Celebrating New York Through Building Preservation


New York City has more than 70,000 buildings, some dating back from the 18th century. Part of New York’s allure comes from the varied architecture of its many buildings. By observing the city’s many edifices, one would have an idea of how much history there is. “Preserving buildings is vital to understanding our nation’s heritage,” asserts the Whole Building Design Guide’s (WBDG) Historic Preservation Subcommittee. Here is the rationale behind the preservation of old buildings in New York.

Historical Significance

In the years 1892-1954, millions of immigrants passed through Ellis Island. Up to 40% of Americans can trace their ancestry from one of those immigrants and it’s what made New York a melting pot of different cultures evolving over time to a unique kind of America. The buildings of the city represent this evolution and the heritage developed over the years. In 1965, the Landmarks Preservation Commission was created “to safeguard the buildings and places that represent New York City’s cultural, social, economic, political, and architectural history.” Destroying a building just because it’s old is like erasing a piece of history.

Economic Value

Preservation of New York’s old buildings is a chance to recondition and rehabilitate treasured establishments and materials that are no longer available or very expensive to replicate, such as durable materials like old-growth wood and rare hardwoods. Prewar buildings were constructed with different standards and may have better intrinsic value than newer ones. The fact that it still stands today attests to the workmanship of the times. Also, visiting historical sites and buildings from the past is a substantial component of local tourism which is a significant factor for economic growth. New York City tourists will appreciate places like Greenwich Village, Central Harlem, and Morningside Heights District which reflect the past, the growth, and continuing change.

Supporting Sustainability

Instead of constructing new buildings which will need new materials, reusing an old one can mean large financial savings. Refurbishing may cost less than new construction. It has less impact on the environment and carbon footprint compared to demolishing and building new structures. There’s also quicker occupancy because of the existing usable space. Repurposing old New York buildings is another step towards sustainability.  A South Bronx concrete plant has been rehabilitated into a public park. A former barrel factory is now Wythe Hotel. Instead of demolition, these places were innovatively turned into something that has better value.

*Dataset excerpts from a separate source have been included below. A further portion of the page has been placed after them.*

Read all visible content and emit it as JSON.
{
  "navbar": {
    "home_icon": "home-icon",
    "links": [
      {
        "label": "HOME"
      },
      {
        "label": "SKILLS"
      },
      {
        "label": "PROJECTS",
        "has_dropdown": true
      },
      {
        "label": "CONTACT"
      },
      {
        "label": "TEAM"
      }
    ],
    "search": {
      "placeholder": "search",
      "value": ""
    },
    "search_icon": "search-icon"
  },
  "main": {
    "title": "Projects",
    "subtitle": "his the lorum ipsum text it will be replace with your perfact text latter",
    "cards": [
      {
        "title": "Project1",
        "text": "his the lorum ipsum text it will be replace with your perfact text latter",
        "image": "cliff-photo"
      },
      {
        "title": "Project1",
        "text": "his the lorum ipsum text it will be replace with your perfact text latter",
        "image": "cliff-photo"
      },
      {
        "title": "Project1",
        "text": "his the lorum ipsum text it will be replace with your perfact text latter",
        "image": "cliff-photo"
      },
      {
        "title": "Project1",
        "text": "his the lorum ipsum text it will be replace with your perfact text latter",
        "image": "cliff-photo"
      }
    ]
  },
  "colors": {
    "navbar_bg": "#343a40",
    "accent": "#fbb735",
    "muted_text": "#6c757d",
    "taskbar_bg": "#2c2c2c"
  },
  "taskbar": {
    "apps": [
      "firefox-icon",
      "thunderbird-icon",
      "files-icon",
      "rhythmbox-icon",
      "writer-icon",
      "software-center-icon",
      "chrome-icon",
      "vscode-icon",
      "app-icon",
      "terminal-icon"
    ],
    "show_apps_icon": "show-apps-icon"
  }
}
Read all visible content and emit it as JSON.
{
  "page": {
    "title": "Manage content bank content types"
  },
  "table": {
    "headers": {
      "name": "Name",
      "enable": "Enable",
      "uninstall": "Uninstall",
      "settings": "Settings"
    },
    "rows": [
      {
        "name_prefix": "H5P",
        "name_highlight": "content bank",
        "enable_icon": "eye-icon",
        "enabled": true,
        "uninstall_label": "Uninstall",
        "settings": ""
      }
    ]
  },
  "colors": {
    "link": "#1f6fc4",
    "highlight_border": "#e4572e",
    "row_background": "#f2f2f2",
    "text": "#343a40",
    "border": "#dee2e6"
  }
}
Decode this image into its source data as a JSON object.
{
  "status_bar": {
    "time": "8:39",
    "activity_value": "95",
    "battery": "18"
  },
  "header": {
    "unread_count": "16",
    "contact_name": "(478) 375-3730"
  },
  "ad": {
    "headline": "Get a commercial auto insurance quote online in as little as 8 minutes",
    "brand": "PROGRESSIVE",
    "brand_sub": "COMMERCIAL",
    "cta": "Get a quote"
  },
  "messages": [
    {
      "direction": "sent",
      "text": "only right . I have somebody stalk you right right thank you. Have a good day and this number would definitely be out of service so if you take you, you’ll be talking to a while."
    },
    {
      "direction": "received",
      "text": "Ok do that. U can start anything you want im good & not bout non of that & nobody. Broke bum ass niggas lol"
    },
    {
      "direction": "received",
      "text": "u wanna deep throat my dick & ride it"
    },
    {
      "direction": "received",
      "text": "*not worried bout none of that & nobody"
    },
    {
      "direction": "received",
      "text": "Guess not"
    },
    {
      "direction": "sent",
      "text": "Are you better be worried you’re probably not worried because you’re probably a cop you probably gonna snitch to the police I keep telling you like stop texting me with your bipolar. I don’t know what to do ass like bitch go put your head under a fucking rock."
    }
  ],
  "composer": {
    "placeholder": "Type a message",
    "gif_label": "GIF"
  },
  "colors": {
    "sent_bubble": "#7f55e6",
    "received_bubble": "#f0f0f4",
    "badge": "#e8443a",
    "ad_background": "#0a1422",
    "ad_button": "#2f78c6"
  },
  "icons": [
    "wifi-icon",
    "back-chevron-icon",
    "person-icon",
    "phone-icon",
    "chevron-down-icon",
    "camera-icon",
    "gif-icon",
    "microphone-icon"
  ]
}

Preserving New York’s historic buildings does not just protect history, but it is also economically viable, and environment-friendly. It very much speaks to how Americans are as a people and the importance of heritage to them. Retaining what is in the past contributes to today and tomorrow. To quote from the National Trust for Historic Preservation, “Old places are where our lives, memories, and stories began. They connect us to the past, anchor us to the present, and lead us into the future. These places inspire us to create a stronger nation because they belong to all of us.”